SuperValu products to go on sale in Bahrain in €5m deal

Musgrave will supply products from own-brand ranges to high-end supermarkets

(L-R) Tara McCarthy, Bord Bia chief executive; Jaffar Al Asfoor, BMMI general manager of food retailing and production; and Chris Martin, Musgrave chief executive

(L-R) Tara McCarthy, Bord Bia chief executive; Jaffar Al Asfoor, BMMI general manager of food retailing and production; and Chris Martin, Musgrave chief executive

 

SuperValu and Centra owner Musgrave has agreed a €5 million export deal with a Bahrainian high-end supermarket group.

The deal with Alosra, the grocery retail subsidiary of the Bahrain-listed BMMI, will see Musgrave supply a selection of products from its SuperValu and Musgrave own-brand ranges as well as a number of Irish brands.

This isn’t the first deal of its kind for Musgrave which, in 2016, agreed a partnership with Alibaba to use its e-commerce platform to sell SuperValu products directly to Chinese consumers.
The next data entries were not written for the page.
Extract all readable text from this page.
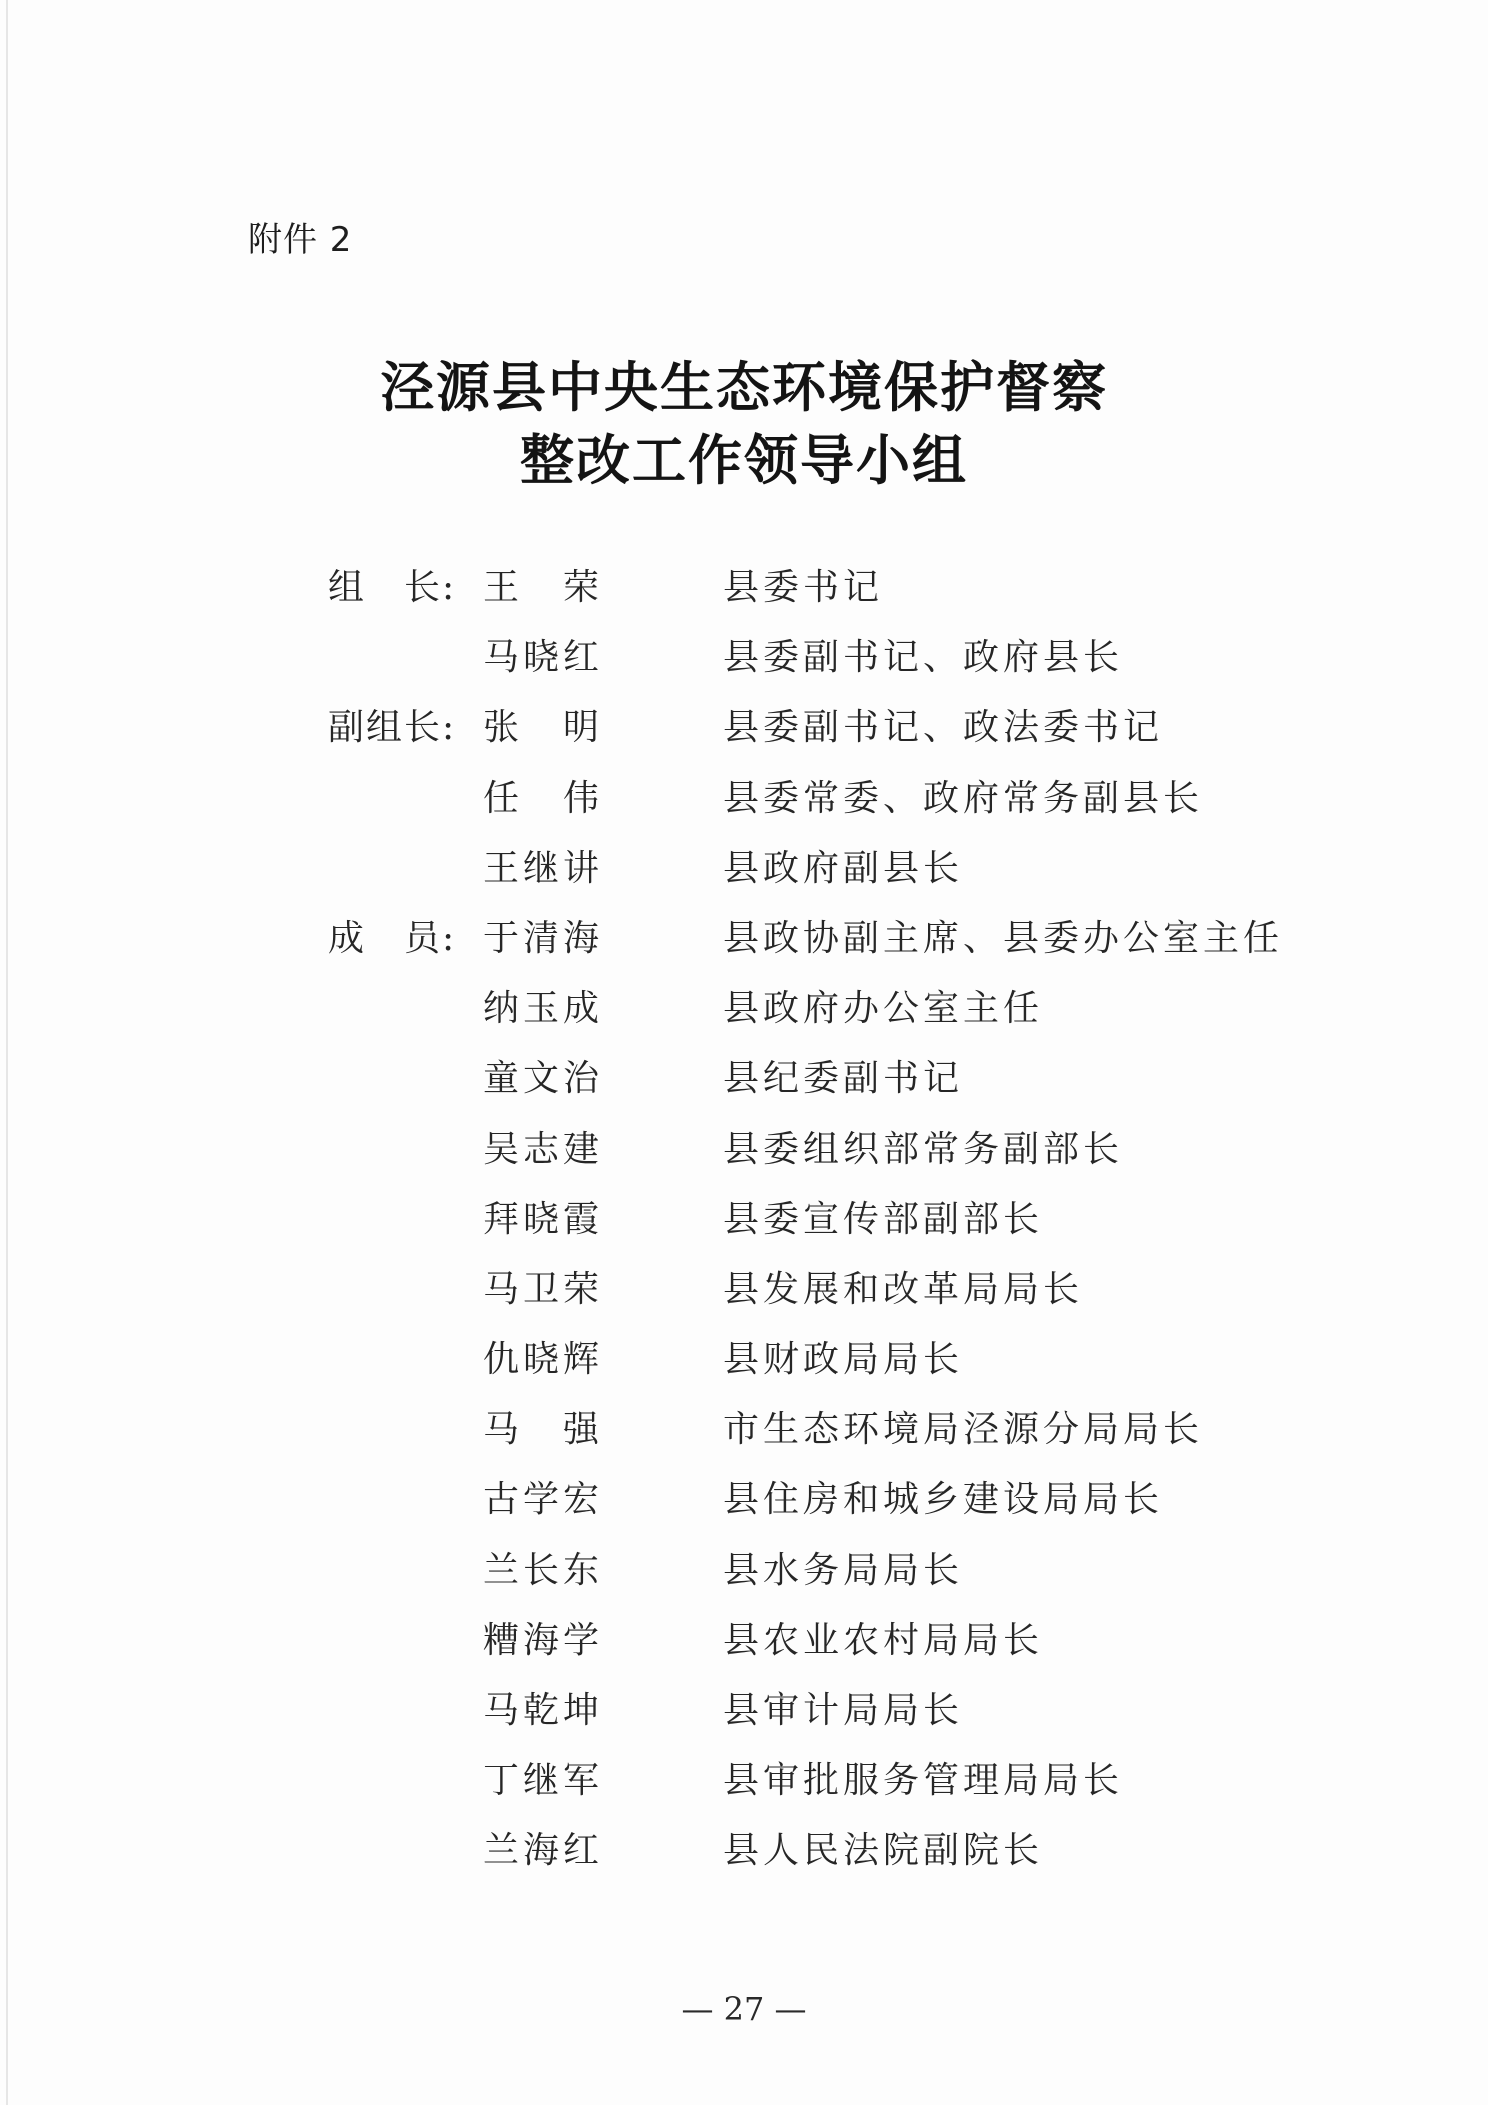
附件 2
泾源县中央生态环境保护督察
整改工作领导小组
组　长: 王　荣	县委书记
马晓红	县委副书记、政府县长
副组长: 张　明	县委副书记、政法委书记
任　伟	县委常委、政府常务副县长
王继讲	县政府副县长
成　员: 于清海	县政协副主席、县委办公室主任
纳玉成	县政府办公室主任
童文治	县纪委副书记
吴志建	县委组织部常务副部长
拜晓霞	县委宣传部副部长
马卫荣	县发展和改革局局长
仇晓辉	县财政局局长
马　强	市生态环境局泾源分局局长
古学宏	县住房和城乡建设局局长
兰长东	县水务局局长
糟海学	县农业农村局局长
马乾坤	县审计局局长
丁继军	县审批服务管理局局长
兰海红	县人民法院副院长
— 27 —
According to Musgrave chief executive Chris Martin, the latest agreement is the result of growing global demand for Irish produce. “Musgrave is proud to support long-standing Irish producers and suppliers and enable small brands to access global markets,” Mr Martin said.

Musgrave’s announcement was made at Bord Bia’s Marketplace International conference at the RDS in Dublin. Bord Bia’s chief executive, Tara McCarthy, also flagged the growing international demand for Irish food and drink, noting this latest deal will “provide a number of Irish suppliers with access to the growing Middle Eastern grocery retail market”.

Spanish brands

Founded in 1876, Musgrave directly employs more than 6,400 people and has retail sales worth €3.7 billion. In addition to SuperValu and Centra, Musgrave operates the Daybreak and Marketplace brands in Ireland and has two Spanish brands, Dialprix and Dialsur.

In 2016, the latest year for which accounts are available, Musgrave plc recorded a pretax profit of €88.5 million, however, €15.5 million of that was attributable to an exceptional non-cash pension gain.

The majority of its sales were made in the Republic, followed by the UK and Spain. Staff numbers at the company fell in the period by 767 following the sale of its UK Budgens and Londis businesses in 2015 to Booker.